Synthesis and Deployment of Maximal Robust Control Barrier Functions through Adversarial Reinforcement Learning

arXiv cs.RO / 4/16/2026

💬 OpinionSignals & Early TrendsIdeas & Deep AnalysisModels & Research

Key Points

  • The paper proposes a new robust control barrier function (CBF) framework that targets maximal robust safe sets for general nonlinear systems with bounded uncertainty, addressing limitations of prior methods that only certify conservative subsets.
  • It shows that a safety value function solving the dynamic programming Isaacs equation can be used as a robust discrete-time CBF to enforce safety on the maximal robust safe set.
  • The authors introduce a reinforcement-learning-inspired “robust Q-CBF” that lifts the barrier certificate into state-action space, enabling safety filtering without requiring explicit closed-form system dynamics.
  • By combining this robust Q-CBF formulation with adversarial reinforcement learning, the method supports synthesis and deployment on black-box dynamics with unknown uncertainty structure.
  • Experiments on an inverted pendulum benchmark and a 36-D quadruped simulator demonstrate substantially less conservative safe sets on the pendulum and reliable safety enforcement under adversarial uncertainty on the quadruped.

Abstract

Robust control barrier functions (CBFs) provide a principled mechanism for smooth safety enforcement under worst-case disturbances.
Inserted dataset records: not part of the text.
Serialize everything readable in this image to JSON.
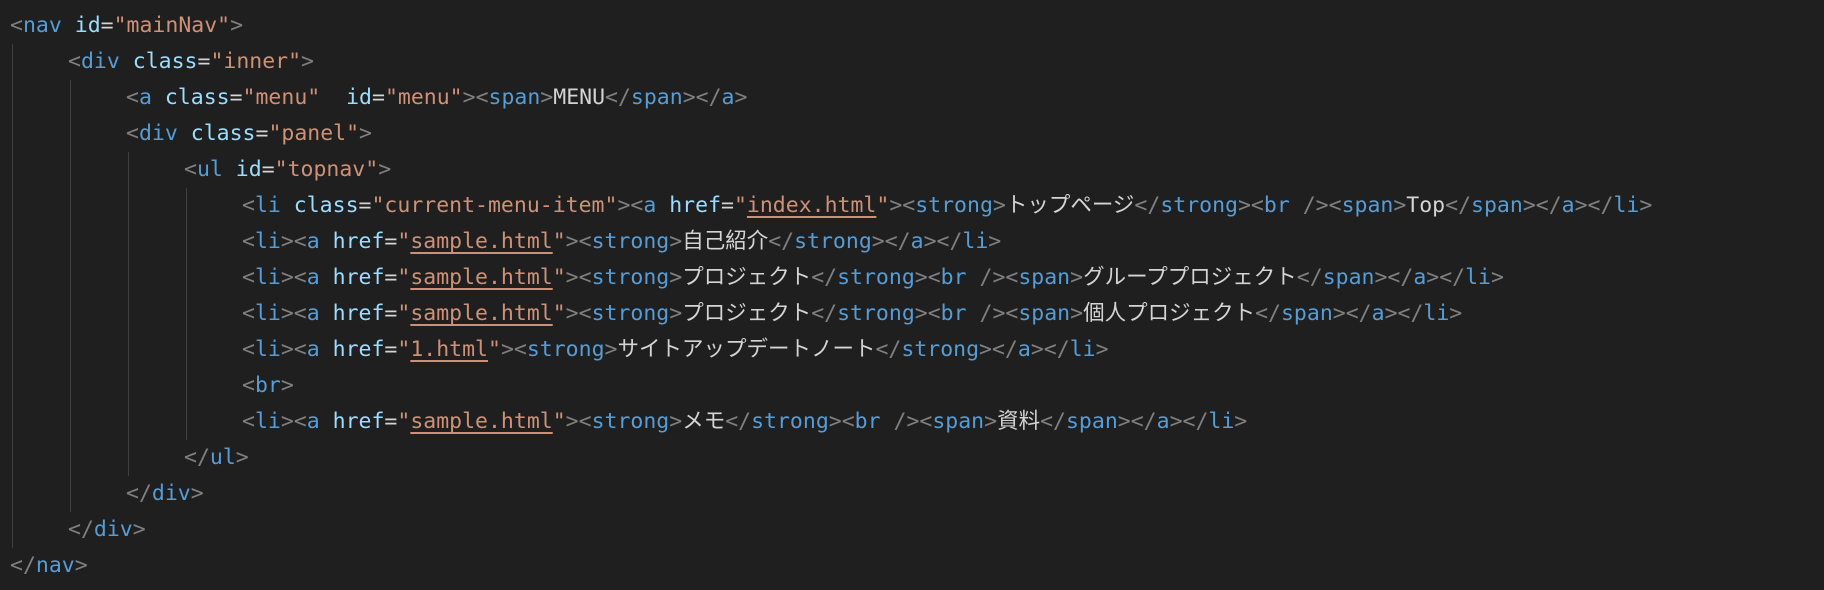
{
  "colors": {
    "background": "#1f1f1f",
    "tag": "#569cd6",
    "punctuation": "#808080",
    "attribute": "#9cdcfe",
    "string": "#ce9178",
    "text": "#d4d4d4",
    "indent_guide": "#404040"
  },
  "code_lines": [
    {
      "indent": 0,
      "tokens": [
        [
          "pun",
          "<"
        ],
        [
          "tag",
          "nav"
        ],
        [
          "txt",
          " "
        ],
        [
          "attr",
          "id"
        ],
        [
          "txt",
          "="
        ],
        [
          "val",
          "\"mainNav\""
        ],
        [
          "pun",
          ">"
        ]
      ]
    },
    {
      "indent": 1,
      "tokens": [
        [
          "pun",
          "<"
        ],
        [
          "tag",
          "div"
        ],
        [
          "txt",
          " "
        ],
        [
          "attr",
          "class"
        ],
        [
          "txt",
          "="
        ],
        [
          "val",
          "\"inner\""
        ],
        [
          "pun",
          ">"
        ]
      ]
    },
    {
      "indent": 2,
      "tokens": [
        [
          "pun",
          "<"
        ],
        [
          "tag",
          "a"
        ],
        [
          "txt",
          " "
        ],
        [
          "attr",
          "class"
        ],
        [
          "txt",
          "="
        ],
        [
          "val",
          "\"menu\""
        ],
        [
          "txt",
          "  "
        ],
        [
          "attr",
          "id"
        ],
        [
          "txt",
          "="
        ],
        [
          "val",
          "\"menu\""
        ],
        [
          "pun",
          "><"
        ],
        [
          "tag",
          "span"
        ],
        [
          "pun",
          ">"
        ],
        [
          "txt",
          "MENU"
        ],
        [
          "pun",
          "</"
        ],
        [
          "tag",
          "span"
        ],
        [
          "pun",
          "></"
        ],
        [
          "tag",
          "a"
        ],
        [
          "pun",
          ">"
        ]
      ]
    },
    {
      "indent": 2,
      "tokens": [
        [
          "pun",
          "<"
        ],
        [
          "tag",
          "div"
        ],
        [
          "txt",
          " "
        ],
        [
          "attr",
          "class"
        ],
        [
          "txt",
          "="
        ],
        [
          "val",
          "\"panel\""
        ],
        [
          "pun",
          ">"
        ]
      ]
    },
    {
      "indent": 3,
      "tokens": [
        [
          "pun",
          "<"
        ],
        [
          "tag",
          "ul"
        ],
        [
          "txt",
          " "
        ],
        [
          "attr",
          "id"
        ],
        [
          "txt",
          "="
        ],
        [
          "val",
          "\"topnav\""
        ],
        [
          "pun",
          ">"
        ]
      ]
    },
    {
      "indent": 4,
      "tokens": [
        [
          "pun",
          "<"
        ],
        [
          "tag",
          "li"
        ],
        [
          "txt",
          " "
        ],
        [
          "attr",
          "class"
        ],
        [
          "txt",
          "="
        ],
        [
          "val",
          "\"current-menu-item\""
        ],
        [
          "pun",
          "><"
        ],
        [
          "tag",
          "a"
        ],
        [
          "txt",
          " "
        ],
        [
          "attr",
          "href"
        ],
        [
          "txt",
          "="
        ],
        [
          "val",
          "\""
        ],
        [
          "link",
          "index.html"
        ],
        [
          "val",
          "\""
        ],
        [
          "pun",
          "><"
        ],
        [
          "tag",
          "strong"
        ],
        [
          "pun",
          ">"
        ],
        [
          "txt",
          "トップページ"
        ],
        [
          "pun",
          "</"
        ],
        [
          "tag",
          "strong"
        ],
        [
          "pun",
          "><"
        ],
        [
          "tag",
          "br"
        ],
        [
          "txt",
          " "
        ],
        [
          "pun",
          "/><"
        ],
        [
          "tag",
          "span"
        ],
        [
          "pun",
          ">"
        ],
        [
          "txt",
          "Top"
        ],
        [
          "pun",
          "</"
        ],
        [
          "tag",
          "span"
        ],
        [
          "pun",
          "></"
        ],
        [
          "tag",
          "a"
        ],
        [
          "pun",
          "></"
        ],
        [
          "tag",
          "li"
        ],
        [
          "pun",
          ">"
        ]
      ]
    },
    {
      "indent": 4,
      "tokens": [
        [
          "pun",
          "<"
        ],
        [
          "tag",
          "li"
        ],
        [
          "pun",
          "><"
        ],
        [
          "tag",
          "a"
        ],
        [
          "txt",
          " "
        ],
        [
          "attr",
          "href"
        ],
        [
          "txt",
          "="
        ],
        [
          "val",
          "\""
        ],
        [
          "link",
          "sample.html"
        ],
        [
          "val",
          "\""
        ],
        [
          "pun",
          "><"
        ],
        [
          "tag",
          "strong"
        ],
        [
          "pun",
          ">"
        ],
        [
          "txt",
          "自己紹介"
        ],
        [
          "pun",
          "</"
        ],
        [
          "tag",
          "strong"
        ],
        [
          "pun",
          "></"
        ],
        [
          "tag",
          "a"
        ],
        [
          "pun",
          "></"
        ],
        [
          "tag",
          "li"
        ],
        [
          "pun",
          ">"
        ]
      ]
    },
    {
      "indent": 4,
      "tokens": [
        [
          "pun",
          "<"
        ],
        [
          "tag",
          "li"
        ],
        [
          "pun",
          "><"
        ],
        [
          "tag",
          "a"
        ],
        [
          "txt",
          " "
        ],
        [
          "attr",
          "href"
        ],
        [
          "txt",
          "="
        ],
        [
          "val",
          "\""
        ],
        [
          "link",
          "sample.html"
        ],
        [
          "val",
          "\""
        ],
        [
          "pun",
          "><"
        ],
        [
          "tag",
          "strong"
        ],
        [
          "pun",
          ">"
        ],
        [
          "txt",
          "プロジェクト"
        ],
        [
          "pun",
          "</"
        ],
        [
          "tag",
          "strong"
        ],
        [
          "pun",
          "><"
        ],
        [
          "tag",
          "br"
        ],
        [
          "txt",
          " "
        ],
        [
          "pun",
          "/><"
        ],
        [
          "tag",
          "span"
        ],
        [
          "pun",
          ">"
        ],
        [
          "txt",
          "グループプロジェクト"
        ],
        [
          "pun",
          "</"
        ],
        [
          "tag",
          "span"
        ],
        [
          "pun",
          "></"
        ],
        [
          "tag",
          "a"
        ],
        [
          "pun",
          "></"
        ],
        [
          "tag",
          "li"
        ],
        [
          "pun",
          ">"
        ]
      ]
    },
    {
      "indent": 4,
      "tokens": [
        [
          "pun",
          "<"
        ],
        [
          "tag",
          "li"
        ],
        [
          "pun",
          "><"
        ],
        [
          "tag",
          "a"
        ],
        [
          "txt",
          " "
        ],
        [
          "attr",
          "href"
        ],
        [
          "txt",
          "="
        ],
        [
          "val",
          "\""
        ],
        [
          "link",
          "sample.html"
        ],
        [
          "val",
          "\""
        ],
        [
          "pun",
          "><"
        ],
        [
          "tag",
          "strong"
        ],
        [
          "pun",
          ">"
        ],
        [
          "txt",
          "プロジェクト"
        ],
        [
          "pun",
          "</"
        ],
        [
          "tag",
          "strong"
        ],
        [
          "pun",
          "><"
        ],
        [
          "tag",
          "br"
        ],
        [
          "txt",
          " "
        ],
        [
          "pun",
          "/><"
        ],
        [
          "tag",
          "span"
        ],
        [
          "pun",
          ">"
        ],
        [
          "txt",
          "個人プロジェクト"
        ],
        [
          "pun",
          "</"
        ],
        [
          "tag",
          "span"
        ],
        [
          "pun",
          "></"
        ],
        [
          "tag",
          "a"
        ],
        [
          "pun",
          "></"
        ],
        [
          "tag",
          "li"
        ],
        [
          "pun",
          ">"
        ]
      ]
    },
    {
      "indent": 4,
      "tokens": [
        [
          "pun",
          "<"
        ],
        [
          "tag",
          "li"
        ],
        [
          "pun",
          "><"
        ],
        [
          "tag",
          "a"
        ],
        [
          "txt",
          " "
        ],
        [
          "attr",
          "href"
        ],
        [
          "txt",
          "="
        ],
        [
          "val",
          "\""
        ],
        [
          "link",
          "1.html"
        ],
        [
          "val",
          "\""
        ],
        [
          "pun",
          "><"
        ],
        [
          "tag",
          "strong"
        ],
        [
          "pun",
          ">"
        ],
        [
          "txt",
          "サイトアップデートノート"
        ],
        [
          "pun",
          "</"
        ],
        [
          "tag",
          "strong"
        ],
        [
          "pun",
          "></"
        ],
        [
          "tag",
          "a"
        ],
        [
          "pun",
          "></"
        ],
        [
          "tag",
          "li"
        ],
        [
          "pun",
          ">"
        ]
      ]
    },
    {
      "indent": 4,
      "tokens": [
        [
          "pun",
          "<"
        ],
        [
          "tag",
          "br"
        ],
        [
          "pun",
          ">"
        ]
      ]
    },
    {
      "indent": 4,
      "tokens": [
        [
          "pun",
          "<"
        ],
        [
          "tag",
          "li"
        ],
        [
          "pun",
          "><"
        ],
        [
          "tag",
          "a"
        ],
        [
          "txt",
          " "
        ],
        [
          "attr",
          "href"
        ],
        [
          "txt",
          "="
        ],
        [
          "val",
          "\""
        ],
        [
          "link",
          "sample.html"
        ],
        [
          "val",
          "\""
        ],
        [
          "pun",
          "><"
        ],
        [
          "tag",
          "strong"
        ],
        [
          "pun",
          ">"
        ],
        [
          "txt",
          "メモ"
        ],
        [
          "pun",
          "</"
        ],
        [
          "tag",
          "strong"
        ],
        [
          "pun",
          "><"
        ],
        [
          "tag",
          "br"
        ],
        [
          "txt",
          " "
        ],
        [
          "pun",
          "/><"
        ],
        [
          "tag",
          "span"
        ],
        [
          "pun",
          ">"
        ],
        [
          "txt",
          "資料"
        ],
        [
          "pun",
          "</"
        ],
        [
          "tag",
          "span"
        ],
        [
          "pun",
          "></"
        ],
        [
          "tag",
          "a"
        ],
        [
          "pun",
          "></"
        ],
        [
          "tag",
          "li"
        ],
        [
          "pun",
          ">"
        ]
      ]
    },
    {
      "indent": 3,
      "tokens": [
        [
          "pun",
          "</"
        ],
        [
          "tag",
          "ul"
        ],
        [
          "pun",
          ">"
        ]
      ]
    },
    {
      "indent": 2,
      "tokens": [
        [
          "pun",
          "</"
        ],
        [
          "tag",
          "div"
        ],
        [
          "pun",
          ">"
        ]
      ]
    },
    {
      "indent": 1,
      "tokens": [
        [
          "pun",
          "</"
        ],
        [
          "tag",
          "div"
        ],
        [
          "pun",
          ">"
        ]
      ]
    },
    {
      "indent": 0,
      "tokens": [
        [
          "pun",
          "</"
        ],
        [
          "tag",
          "nav"
        ],
        [
          "pun",
          ">"
        ]
      ]
    }
  ]
}
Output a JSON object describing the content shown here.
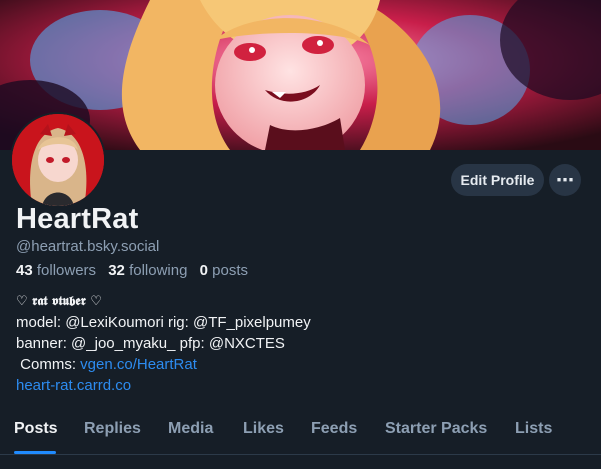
{
  "profile": {
    "display_name": "HeartRat",
    "handle": "@heartrat.bsky.social",
    "followers_count": "43",
    "followers_label": "followers",
    "following_count": "32",
    "following_label": "following",
    "posts_count": "0",
    "posts_label": "posts"
  },
  "actions": {
    "edit_profile": "Edit Profile",
    "more": "⋯"
  },
  "bio": {
    "title": "♡ 𝖗𝖆𝖙 𝖛𝖙𝖚𝖇𝖊𝖗 ♡",
    "line1": "model: @LexiKoumori rig: @TF_pixelpumey",
    "line2": "banner: @_joo_myaku_ pfp: @NXCTES",
    "comms_label": " Comms: ",
    "comms_link": "vgen.co/HeartRat",
    "site_link": "heart-rat.carrd.co"
  },
  "tabs": [
    {
      "label": "Posts"
    },
    {
      "label": "Replies"
    },
    {
      "label": "Media"
    },
    {
      "label": "Likes"
    },
    {
      "label": "Feeds"
    },
    {
      "label": "Starter Packs"
    },
    {
      "label": "Lists"
    }
  ],
  "colors": {
    "background": "#161e27",
    "accent": "#208bfe",
    "link": "#2d8cf0",
    "muted": "#8d9fb3"
  }
}
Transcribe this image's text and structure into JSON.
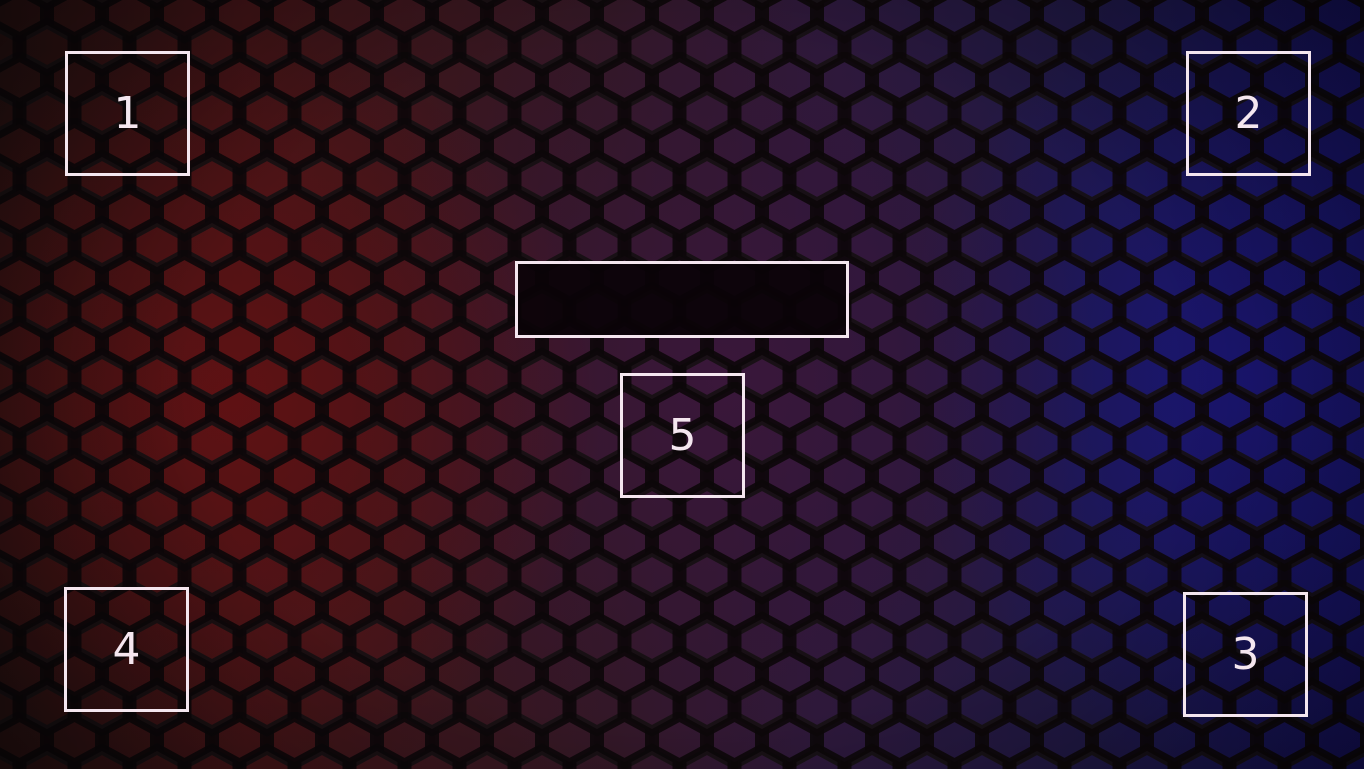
{
  "background": {
    "pattern_icon": "hexagon-grid",
    "colors": {
      "left": "#3c0b0e",
      "center": "#231033",
      "right": "#0c0858",
      "hex_outline": "#0c0709",
      "border": "#f4e6ef"
    }
  },
  "slots": [
    {
      "label": "1"
    },
    {
      "label": "2"
    },
    {
      "label": "3"
    },
    {
      "label": "4"
    },
    {
      "label": "5"
    }
  ],
  "center_bar": {
    "text": ""
  }
}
However, existing approaches typically rely on explicit, closed-form structure in the dynamics (e.g., control-affine) and uncertainty models. This has led to limited scalability and generality, with most robust CBFs certifying only conservative subsets of the maximal robust safe set. In this paper, we introduce a new robust CBF framework for general nonlinear systems under bounded uncertainty. We first show that the safety value function solving the dynamic programming Isaacs equation is a valid robust discrete-time CBF that enforces safety on the maximal robust safe set. We then adopt the key reinforcement learning (RL) notion of quality function (or Q-function), which removes the need for explicit dynamics by lifting the barrier certificate into state-action space and yields a novel robust Q-CBF constraint for safety filtering. Combined with adversarial RL, this enables the synthesis and deployment of robust Q-CBFs on general nonlinear systems with black-box dynamics and unknown uncertainty structure. We validate the framework on a canonical inverted pendulum benchmark and a 36-D quadruped simulator, achieving substantially less conservative safe sets than barrier-based baselines on the pendulum and reliable safety enforcement even under adversarial uncertainty realizations on the quadruped.